今年の冬は今のところとっても有難い。そう、雪国秋田の年中行事「雪かき」がないから。コロナ禍にあってもこの行事だけは中止知らずだったが、今年はどうしたものか雪が少ない。あ、秋田市周辺の地域では、と限定的だけど。
秋田が一番寒い時だ、と信じている1月のこの時期(秋田市の三吉神社の梵天祭り(1月17日)の辺りだ)になると切ない思い出が蘇る。一緒に過ごした歴代のねこ。その子たちが亡くなったのは圧倒的に1月が多い。配偶者は一緒に住んでいない近所のねこにも平等に(或いは飼いねこに掛かる食費以上に高価な)「ごはん」をあげる。その中のひとり「しゃむお」と配偶者が呼ぶスノーシューっぽいオトコのこのねこ。飼いねこ然としてフツーにウチに上がり込み、2Fの僕の部屋まで上がってきて「おまえはウザい。ここは僕んチだ!おまえの匂いなんか消してやるっ」とばかりマーキング。だけどそのおとぼけ感満載のキャラが可愛すぎて怒ることもできずに「生き易い環境」を提供していた。彼が亡くなって1年。飼ってもないのにウチのリビングで看取って、火葬したのが、1年前の今日。未だに切ない。

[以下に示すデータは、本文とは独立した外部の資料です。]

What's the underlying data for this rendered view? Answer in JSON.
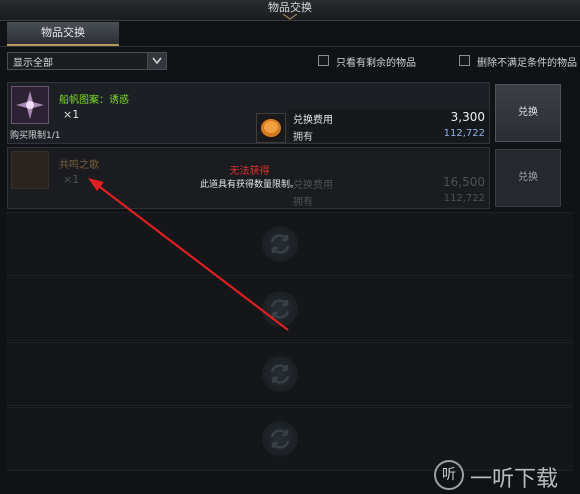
{
  "window": {
    "title": "物品交换"
  },
  "tabs": [
    {
      "label": "物品交换",
      "active": true
    }
  ],
  "filter": {
    "dropdown_value": "显示全部"
  },
  "checkboxes": [
    {
      "label": "只看有剩余的物品",
      "checked": false
    },
    {
      "label": "删除不满足条件的物品",
      "checked": false
    }
  ],
  "items": [
    {
      "name": "船帆图案：诱惑",
      "quantity": "×1",
      "limit": "购买限制1/1",
      "cost_label": "兑换费用",
      "cost_value": "3,300",
      "owned_label": "拥有",
      "owned_value": "112,722",
      "button": "兑换",
      "available": true
    },
    {
      "name": "共鸣之歌",
      "quantity": "×1",
      "cost_label": "兑换费用",
      "cost_value": "16,500",
      "owned_label": "拥有",
      "owned_value": "112,722",
      "button": "兑换",
      "available": false,
      "unavailable_title": "无法获得",
      "unavailable_desc": "此道具有获得数量限制。"
    }
  ],
  "watermark": {
    "logo": "听",
    "text": "一听下载"
  },
  "colors": {
    "accent_green": "#7ddc2a",
    "warning_red": "#e33030",
    "owned_blue": "#8fb5e8",
    "tab_gold": "#b49a62"
  }
}
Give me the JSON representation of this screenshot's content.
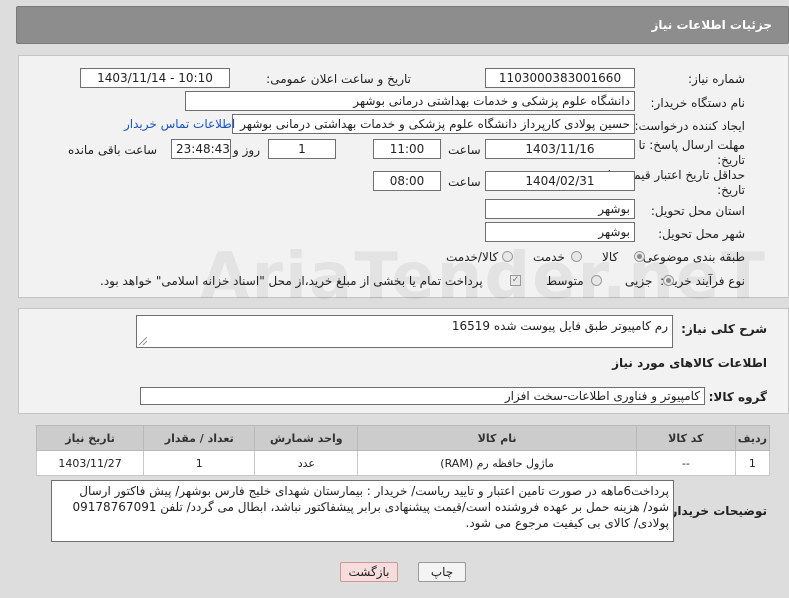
{
  "header": {
    "title": "جزئیات اطلاعات نیاز"
  },
  "form": {
    "need_number_label": "شماره نیاز:",
    "need_number": "1103000383001660",
    "announce_label": "تاریخ و ساعت اعلان عمومی:",
    "announce_value": "1403/11/14 - 10:10",
    "buyer_org_label": "نام دستگاه خریدار:",
    "buyer_org": "دانشگاه علوم پزشکی و خدمات بهداشتی درمانی بوشهر",
    "creator_label": "ایجاد کننده درخواست:",
    "creator": "حسین پولادی کارپرداز دانشگاه علوم پزشکی و خدمات بهداشتی درمانی بوشهر",
    "contact_link": "اطلاعات تماس خریدار",
    "deadline_label_1": "مهلت ارسال پاسخ: تا",
    "deadline_label_2": "تاریخ:",
    "deadline_date": "1403/11/16",
    "time_label": "ساعت",
    "deadline_time": "11:00",
    "days_value": "1",
    "days_label": "روز و",
    "remaining_time": "23:48:43",
    "remaining_label": "ساعت باقی مانده",
    "min_validity_label_1": "حداقل تاریخ اعتبار قیمت: تا",
    "min_validity_label_2": "تاریخ:",
    "validity_date": "1404/02/31",
    "validity_time": "08:00",
    "province_label": "استان محل تحویل:",
    "province": "بوشهر",
    "city_label": "شهر محل تحویل:",
    "city": "بوشهر",
    "category_label": "طبقه بندی موضوعی:",
    "category_options": [
      "کالا",
      "خدمت",
      "کالا/خدمت"
    ],
    "purchase_type_label": "نوع فرآیند خرید :",
    "purchase_options": [
      "جزیی",
      "متوسط"
    ],
    "payment_note": "پرداخت تمام یا بخشی از مبلغ خرید،از محل \"اسناد خزانه اسلامی\" خواهد بود."
  },
  "need_desc": {
    "label": "شرح کلی نیاز:",
    "value": "رم کامپیوتر طبق فایل پیوست شده 16519"
  },
  "goods": {
    "section_title": "اطلاعات کالاهای مورد نیاز",
    "group_label": "گروه کالا:",
    "group_value": "کامپیوتر و فناوری اطلاعات-سخت افزار",
    "columns": [
      "ردیف",
      "کد کالا",
      "نام کالا",
      "واحد شمارش",
      "تعداد / مقدار",
      "تاریخ نیاز"
    ],
    "rows": [
      [
        "1",
        "--",
        "ماژول حافظه رم (RAM)",
        "عدد",
        "1",
        "1403/11/27"
      ]
    ]
  },
  "buyer_notes": {
    "label": "توضیحات خریدار:",
    "value": "پرداخت6ماهه در صورت تامین اعتبار و تایید ریاست/ خریدار : بیمارستان شهدای خلیج فارس بوشهر/ پیش فاکتور ارسال شود/ هزینه حمل بر عهده فروشنده است/قیمت پیشنهادی برابر پیشفاکتور نباشد، ابطال می گردد/ تلفن 09178767091 پولادی/ کالای بی کیفیت مرجوع می شود."
  },
  "buttons": {
    "print": "چاپ",
    "back": "بازگشت"
  },
  "watermark": "AriaTender.neT"
}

去年の7月の初め、姉が飼っていたハスキーのミックス犬「ひなた君」が亡くなった。14歳4カ月だった。昔からワンコが苦手な僕に唯一懐いてくれたねこのような穏やかで優しいコだった。コロナ禍のため姉ともなかなか会う機会がなく「ひなた」と最後に会ったのは父の13回忌の時だから亡くなる10カ月も前のことだった。その時も僕と2人?で散歩に出掛け、オトコ同士でいろんな話をした、ような気がするくらい楽しい時間を過ごした。途中、ねこに出会うとビビって立ち止まり、遠巻きに迂回するくらいワンコらしくない、僕にとっては唯一無二の存在だった。半年経ってもまだ切ない。
ねこは寒さに、ワンコは暑さに弱い。体が弱っているときは命取りにさえなる。やっぱり生きとし生けるもの、春がいいみたい。数日前、冬鳥の群れが北へ向かう声を聞いた。あと、ひと月もすれば…生命に優しい季節がすぐそこまで来ている。